Lin Biao (1907-71): military leader, who organized the Red Army into a modern fight force, the People’s Liberation Army (PLA). Lin became Mao's second-in-command during the Cultural Revolution, but he would later be accused of treason.

 

Mao’s "Little Red Book": a short anthology compiled and distributed to military personnel under Lin Biao's supervision that excerpted Mao’s speeches, newspaper articles, and other writing.

Jiang Qing: (ca. 1914-1991): Mao's third wife and the most powerful woman in the People's Republic of China until her downfall in 1976, after Mao's death. As a member of the Gang of Four (Jiang Qing, Yao Wenyuan, Zhang Chunqiao, and Wang Hongwen) she was convicted in 1981 of "counter-revolutionary crimes" and imprisoned.

Red Guards: groups of students who carried out Mao's proclamations during the Cultural revolution. Red Guards believed that they were directed to attack all "feudal" and "reactionary" elements in Chinese society.

Shanghai Communiqué (1972): the document issued at the end of Nixon's visit that stated the mutual positions of the PRC and the US on matters such as the status of Taiwan

 

#1. Why did Mao appeal to young people in China to rebel? What did the Chairman hope to achieve by sending them around the country to learn from "revolutionary experiences"?

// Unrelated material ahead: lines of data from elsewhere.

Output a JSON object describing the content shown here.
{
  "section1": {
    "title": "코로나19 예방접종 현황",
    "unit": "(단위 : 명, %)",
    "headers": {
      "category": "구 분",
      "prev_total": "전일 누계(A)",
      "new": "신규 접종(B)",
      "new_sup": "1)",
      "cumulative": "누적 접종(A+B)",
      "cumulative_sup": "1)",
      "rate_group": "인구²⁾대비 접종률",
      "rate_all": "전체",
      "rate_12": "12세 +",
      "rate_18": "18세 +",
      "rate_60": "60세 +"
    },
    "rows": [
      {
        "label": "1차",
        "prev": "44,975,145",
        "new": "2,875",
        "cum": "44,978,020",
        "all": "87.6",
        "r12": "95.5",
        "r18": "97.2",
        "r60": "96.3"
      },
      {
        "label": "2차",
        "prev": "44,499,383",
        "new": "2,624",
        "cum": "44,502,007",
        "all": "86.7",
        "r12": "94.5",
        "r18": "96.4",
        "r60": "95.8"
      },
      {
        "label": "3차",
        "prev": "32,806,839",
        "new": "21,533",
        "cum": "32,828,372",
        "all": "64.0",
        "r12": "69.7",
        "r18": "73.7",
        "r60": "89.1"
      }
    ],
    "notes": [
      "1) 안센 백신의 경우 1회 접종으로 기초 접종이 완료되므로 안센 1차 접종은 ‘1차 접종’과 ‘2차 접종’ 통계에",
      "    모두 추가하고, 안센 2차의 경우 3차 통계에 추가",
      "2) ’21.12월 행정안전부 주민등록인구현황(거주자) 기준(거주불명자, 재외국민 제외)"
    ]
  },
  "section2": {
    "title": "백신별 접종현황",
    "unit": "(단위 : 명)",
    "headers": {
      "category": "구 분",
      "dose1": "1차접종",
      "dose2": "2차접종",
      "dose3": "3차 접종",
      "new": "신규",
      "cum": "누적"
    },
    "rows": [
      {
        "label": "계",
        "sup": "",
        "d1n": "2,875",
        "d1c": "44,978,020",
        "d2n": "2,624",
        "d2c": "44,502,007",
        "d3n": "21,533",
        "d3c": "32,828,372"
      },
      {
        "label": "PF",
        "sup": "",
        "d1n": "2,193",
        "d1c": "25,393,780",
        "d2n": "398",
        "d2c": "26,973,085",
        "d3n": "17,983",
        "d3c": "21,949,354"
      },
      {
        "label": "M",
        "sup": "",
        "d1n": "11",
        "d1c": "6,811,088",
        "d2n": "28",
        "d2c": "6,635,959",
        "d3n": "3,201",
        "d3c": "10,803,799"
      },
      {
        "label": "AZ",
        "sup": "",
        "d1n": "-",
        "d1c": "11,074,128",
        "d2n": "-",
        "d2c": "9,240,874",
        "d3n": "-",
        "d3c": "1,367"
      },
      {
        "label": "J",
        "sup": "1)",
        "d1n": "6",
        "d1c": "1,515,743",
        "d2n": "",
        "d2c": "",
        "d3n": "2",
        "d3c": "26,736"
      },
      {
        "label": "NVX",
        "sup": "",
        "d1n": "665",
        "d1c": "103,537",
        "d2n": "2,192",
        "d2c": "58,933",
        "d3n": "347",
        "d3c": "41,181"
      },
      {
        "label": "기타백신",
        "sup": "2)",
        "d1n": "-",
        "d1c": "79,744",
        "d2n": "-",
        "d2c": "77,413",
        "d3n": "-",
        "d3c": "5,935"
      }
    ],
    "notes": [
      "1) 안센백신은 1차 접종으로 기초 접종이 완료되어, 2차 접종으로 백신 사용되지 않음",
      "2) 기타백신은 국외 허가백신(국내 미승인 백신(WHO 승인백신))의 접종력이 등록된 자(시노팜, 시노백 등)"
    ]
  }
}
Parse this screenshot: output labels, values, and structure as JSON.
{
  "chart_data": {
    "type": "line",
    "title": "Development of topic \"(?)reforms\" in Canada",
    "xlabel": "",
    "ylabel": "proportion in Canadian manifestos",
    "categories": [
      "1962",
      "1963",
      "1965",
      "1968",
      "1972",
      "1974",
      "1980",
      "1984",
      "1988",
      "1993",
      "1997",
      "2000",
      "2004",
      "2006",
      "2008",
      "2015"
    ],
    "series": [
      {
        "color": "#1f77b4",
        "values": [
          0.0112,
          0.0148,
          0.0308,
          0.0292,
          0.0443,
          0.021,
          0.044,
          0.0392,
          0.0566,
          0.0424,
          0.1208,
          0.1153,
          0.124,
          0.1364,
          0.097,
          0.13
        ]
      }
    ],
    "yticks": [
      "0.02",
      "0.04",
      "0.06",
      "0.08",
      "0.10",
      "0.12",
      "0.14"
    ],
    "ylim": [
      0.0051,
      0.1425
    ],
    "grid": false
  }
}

#2. What events brought Mao to the decision to rely on the PLA to restore social order? What were conditions in Chinese society like by this point?

#3. What led to the downfall of Lin Biao? How did Lin's fall affect the general feeling in China toward the Cultural Revolution?

#4. Why did Mao and Zhou Enlai begin to make overtures to the US to begin talks? What were some of the advantages Nixon felt the US could gain be establishing diplomatic ties with China?

#5. Why do you think that people in China generally reacted more emotionally to the death of Zhou Enlai than they did to the death of Chairman Mao?